May you find a Peace that transcends all understanding!

Tuesday, September 13, 2011

La Jolla Shores Beach & Tennis Club

My wife and I feel really blessed to be able to spend time with our family and friends in La Jolla, CA.  We have vacationed there for the last several years and have found it to be one of the best family friendly locations along the coast of CA.  This year our kids and our nephew spent more time in the water than they did on the beach.  This was the first year the kids both enjoyed the boogie board.  My daughter spent a few waves hanging on my neck before tackling the board herself.  She then wanted me to be around but wanted to master the board herself.  She did a great job!  My son was perfectly content to ride the board while hanging from my neck.  It was just a blast to see them enjoying the water as much as I do.

Some family friends came to visit which was a fun time for all.  Their kids and our kids have known each other since practically birth.  They all were great sand crab hunters..... We enjoyed dinner on the beach as the sun set below the pacific.

Some of the best moments included the glorious sunsets on the beach, 4th of July festivities, two nice dates with my wife to fantastic italian and sushi restaurants down the street, finding sea life at the tide pools and the times my son collapsed from exhaustion in my arms on the beach to nap for 2 hours (wondering how much longer I'll be able to do that with him?)

For more photos, visit:  La Jolla Vacation (July 2011)

Friday, August 26, 2011

Christopher Creek Crawdad Hunters (Payson / Mogollon Rim, Arizona)

When the heat rises in Arizona, often times one is looking to escape the Valley of the Sun by the time June rolls around.  I grew up camping with my family at Christopher Creek campground just outside Payson near the Mogollon Rim.  I have vivid memories of time spent being a kid..... catching crawdads, snakes, fishing, hiking, campfires, smore's, etc.  It's probably what birthed my passion for the great outdoors.  In passing down the great legacy of this time in my life with my kids, you can see the joy in their eyes as they spend most of the time in the water catching every critter that comes their way.

Monday, July 25, 2011

Golden Gate Bridge

I had business in San Francisco and was on the fence about bringing my camera gear, mainly because the weather called for two straight days of pouring rain.  Well, it did rain for two straight days, however, the day before showed the storm coming in just before dusk.  Since I was arriving in the afternoon, I took a chance and spent the late afternoon all around the Golden Gate Bridge.  Perfect timing I might add as the storm clouds rolled in but not before a great day hiking the beautiful park.  By dusk, it began to pour and I was drenched waiting for a taxi to pick me up.  Some of the best times for a photographer are just before and right after a big storm.  Of course, you have to expect to get a little wet.... People in Arizona don't live in the rain and typically run inside at the onset of any possible weather (if you did that in Portland, you would never go outside!)  I did this most of my life.... Not anymore....Live a little!

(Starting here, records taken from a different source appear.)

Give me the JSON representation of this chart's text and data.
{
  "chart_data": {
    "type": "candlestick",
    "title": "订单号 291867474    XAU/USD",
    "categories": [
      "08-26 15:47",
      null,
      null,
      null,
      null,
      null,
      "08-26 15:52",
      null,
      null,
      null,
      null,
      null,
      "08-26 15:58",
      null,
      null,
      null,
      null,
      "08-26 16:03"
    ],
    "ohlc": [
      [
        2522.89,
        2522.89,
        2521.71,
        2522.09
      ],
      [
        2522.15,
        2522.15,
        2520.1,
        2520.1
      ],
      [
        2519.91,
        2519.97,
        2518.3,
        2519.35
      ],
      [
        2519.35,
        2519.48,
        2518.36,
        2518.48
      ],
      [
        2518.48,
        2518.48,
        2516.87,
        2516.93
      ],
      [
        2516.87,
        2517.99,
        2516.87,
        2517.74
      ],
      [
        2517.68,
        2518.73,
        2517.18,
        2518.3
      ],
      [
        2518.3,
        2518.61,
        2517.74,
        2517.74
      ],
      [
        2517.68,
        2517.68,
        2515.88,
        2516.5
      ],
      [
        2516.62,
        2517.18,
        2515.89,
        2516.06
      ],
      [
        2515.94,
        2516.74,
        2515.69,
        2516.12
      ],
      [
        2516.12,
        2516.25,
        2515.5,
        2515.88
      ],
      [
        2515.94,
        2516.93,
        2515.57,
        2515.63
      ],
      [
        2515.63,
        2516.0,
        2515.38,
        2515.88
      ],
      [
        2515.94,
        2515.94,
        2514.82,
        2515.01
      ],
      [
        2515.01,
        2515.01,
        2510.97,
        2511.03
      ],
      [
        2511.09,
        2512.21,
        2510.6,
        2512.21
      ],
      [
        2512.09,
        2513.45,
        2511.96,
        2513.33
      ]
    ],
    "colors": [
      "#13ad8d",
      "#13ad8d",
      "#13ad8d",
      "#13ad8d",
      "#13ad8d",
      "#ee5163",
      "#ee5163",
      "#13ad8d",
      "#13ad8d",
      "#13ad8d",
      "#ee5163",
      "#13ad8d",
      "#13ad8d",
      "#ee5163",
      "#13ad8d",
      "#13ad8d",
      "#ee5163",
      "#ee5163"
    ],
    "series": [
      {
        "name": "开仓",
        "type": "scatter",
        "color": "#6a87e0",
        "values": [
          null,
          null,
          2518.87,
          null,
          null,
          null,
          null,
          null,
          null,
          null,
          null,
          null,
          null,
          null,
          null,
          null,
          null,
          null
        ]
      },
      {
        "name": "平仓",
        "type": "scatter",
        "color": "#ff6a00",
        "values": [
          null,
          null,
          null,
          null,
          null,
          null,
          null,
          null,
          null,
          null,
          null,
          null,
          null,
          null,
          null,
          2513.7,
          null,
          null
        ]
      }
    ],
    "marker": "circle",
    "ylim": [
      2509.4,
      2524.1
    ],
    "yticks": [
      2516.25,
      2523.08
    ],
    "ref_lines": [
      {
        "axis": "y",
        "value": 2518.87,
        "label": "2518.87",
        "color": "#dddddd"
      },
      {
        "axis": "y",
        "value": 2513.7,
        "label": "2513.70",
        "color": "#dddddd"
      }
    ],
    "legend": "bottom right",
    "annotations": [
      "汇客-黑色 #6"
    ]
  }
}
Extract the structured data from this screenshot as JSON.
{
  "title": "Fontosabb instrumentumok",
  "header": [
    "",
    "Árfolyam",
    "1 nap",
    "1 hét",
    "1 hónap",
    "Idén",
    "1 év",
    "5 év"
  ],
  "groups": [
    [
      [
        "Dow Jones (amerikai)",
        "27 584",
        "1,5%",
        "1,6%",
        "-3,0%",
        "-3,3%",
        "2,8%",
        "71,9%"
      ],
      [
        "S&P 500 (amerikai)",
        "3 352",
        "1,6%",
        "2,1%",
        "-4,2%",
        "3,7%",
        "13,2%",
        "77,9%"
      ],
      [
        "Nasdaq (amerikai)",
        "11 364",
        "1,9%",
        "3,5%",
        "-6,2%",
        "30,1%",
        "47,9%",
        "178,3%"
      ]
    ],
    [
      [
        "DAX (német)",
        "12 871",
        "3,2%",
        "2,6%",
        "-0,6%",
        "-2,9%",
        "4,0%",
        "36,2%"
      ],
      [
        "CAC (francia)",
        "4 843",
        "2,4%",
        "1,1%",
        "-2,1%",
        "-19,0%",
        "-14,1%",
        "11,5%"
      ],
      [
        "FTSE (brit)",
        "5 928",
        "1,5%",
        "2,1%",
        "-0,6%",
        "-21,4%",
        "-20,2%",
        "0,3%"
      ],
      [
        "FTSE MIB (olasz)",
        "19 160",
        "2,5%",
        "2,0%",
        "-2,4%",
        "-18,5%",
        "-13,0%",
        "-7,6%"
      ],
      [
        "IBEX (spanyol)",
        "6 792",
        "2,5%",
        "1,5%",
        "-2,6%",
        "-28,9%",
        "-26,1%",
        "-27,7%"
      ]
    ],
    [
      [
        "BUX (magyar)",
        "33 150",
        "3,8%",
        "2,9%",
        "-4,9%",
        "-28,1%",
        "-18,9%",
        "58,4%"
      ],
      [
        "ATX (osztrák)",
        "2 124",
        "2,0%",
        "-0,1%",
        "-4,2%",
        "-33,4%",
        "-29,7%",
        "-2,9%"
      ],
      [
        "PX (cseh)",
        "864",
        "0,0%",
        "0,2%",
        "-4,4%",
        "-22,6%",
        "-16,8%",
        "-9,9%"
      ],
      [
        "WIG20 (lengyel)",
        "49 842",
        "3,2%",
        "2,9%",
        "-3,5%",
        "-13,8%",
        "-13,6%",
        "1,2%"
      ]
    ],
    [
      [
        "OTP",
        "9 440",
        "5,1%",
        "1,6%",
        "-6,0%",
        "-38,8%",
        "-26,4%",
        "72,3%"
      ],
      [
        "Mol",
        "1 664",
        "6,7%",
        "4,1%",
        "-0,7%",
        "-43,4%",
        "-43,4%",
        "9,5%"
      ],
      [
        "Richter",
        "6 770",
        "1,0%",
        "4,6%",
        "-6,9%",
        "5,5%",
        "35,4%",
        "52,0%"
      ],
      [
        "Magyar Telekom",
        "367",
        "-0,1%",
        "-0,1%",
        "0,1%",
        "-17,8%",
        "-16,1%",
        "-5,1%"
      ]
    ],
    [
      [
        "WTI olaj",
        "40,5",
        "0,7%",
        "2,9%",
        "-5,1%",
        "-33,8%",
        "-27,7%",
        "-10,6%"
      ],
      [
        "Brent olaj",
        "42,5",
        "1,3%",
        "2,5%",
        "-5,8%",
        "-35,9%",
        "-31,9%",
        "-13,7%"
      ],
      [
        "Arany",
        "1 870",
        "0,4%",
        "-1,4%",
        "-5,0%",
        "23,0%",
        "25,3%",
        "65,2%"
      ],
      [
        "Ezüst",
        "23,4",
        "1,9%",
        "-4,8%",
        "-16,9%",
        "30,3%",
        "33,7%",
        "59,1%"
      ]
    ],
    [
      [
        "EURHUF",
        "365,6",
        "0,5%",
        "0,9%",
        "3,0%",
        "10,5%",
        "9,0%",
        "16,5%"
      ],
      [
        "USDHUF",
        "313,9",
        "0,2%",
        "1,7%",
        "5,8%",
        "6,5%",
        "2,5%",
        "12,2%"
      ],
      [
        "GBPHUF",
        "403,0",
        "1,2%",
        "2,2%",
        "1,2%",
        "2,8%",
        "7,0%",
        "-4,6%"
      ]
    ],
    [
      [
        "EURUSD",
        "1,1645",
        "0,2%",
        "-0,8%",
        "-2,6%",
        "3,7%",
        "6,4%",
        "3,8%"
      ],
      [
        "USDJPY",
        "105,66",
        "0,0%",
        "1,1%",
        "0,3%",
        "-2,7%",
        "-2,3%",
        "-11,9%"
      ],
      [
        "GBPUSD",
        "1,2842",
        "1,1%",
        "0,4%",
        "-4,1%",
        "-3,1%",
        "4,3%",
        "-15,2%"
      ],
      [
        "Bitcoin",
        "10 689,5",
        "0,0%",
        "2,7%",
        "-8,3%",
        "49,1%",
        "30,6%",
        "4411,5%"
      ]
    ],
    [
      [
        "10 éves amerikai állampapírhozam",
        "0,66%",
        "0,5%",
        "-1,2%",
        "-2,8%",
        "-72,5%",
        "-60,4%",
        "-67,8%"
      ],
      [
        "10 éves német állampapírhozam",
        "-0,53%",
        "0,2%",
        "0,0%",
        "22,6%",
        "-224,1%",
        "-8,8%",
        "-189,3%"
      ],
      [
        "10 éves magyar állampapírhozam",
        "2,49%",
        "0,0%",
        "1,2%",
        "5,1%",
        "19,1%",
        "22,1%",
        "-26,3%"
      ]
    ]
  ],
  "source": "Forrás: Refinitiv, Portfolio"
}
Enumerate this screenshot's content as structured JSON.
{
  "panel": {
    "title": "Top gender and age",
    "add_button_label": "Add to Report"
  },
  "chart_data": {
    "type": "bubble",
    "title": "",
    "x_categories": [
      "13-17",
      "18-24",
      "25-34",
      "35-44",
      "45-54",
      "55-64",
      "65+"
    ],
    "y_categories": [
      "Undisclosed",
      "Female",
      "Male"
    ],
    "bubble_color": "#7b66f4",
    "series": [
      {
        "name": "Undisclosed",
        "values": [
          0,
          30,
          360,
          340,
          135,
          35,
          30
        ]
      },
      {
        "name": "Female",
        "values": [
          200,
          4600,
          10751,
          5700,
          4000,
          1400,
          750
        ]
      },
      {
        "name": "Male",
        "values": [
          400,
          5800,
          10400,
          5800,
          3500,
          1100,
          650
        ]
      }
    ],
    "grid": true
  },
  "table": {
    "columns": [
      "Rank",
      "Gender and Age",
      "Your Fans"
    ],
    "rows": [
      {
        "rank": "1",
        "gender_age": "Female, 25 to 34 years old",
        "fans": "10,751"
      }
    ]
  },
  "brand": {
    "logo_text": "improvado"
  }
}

Sometimes the best locations for photographs are known to the locals... I asked a guy at the cafe near the bridge for any cool spots and he walked me past the public area to a restricted area away from the crowds....

These last two photos were tough to take as it was pouring rain and as much as I tried to shield my lens, there was so much water on it.  I would clean it and have time for one photo before it would be wet again...Ugh!

Lugging my 30+ pound camera gear on the plane for a chance to shoot for a couple hours paid off!  The joy of this almost-lost adventure carried me through the next two days of gloomy weather spent in a conference room.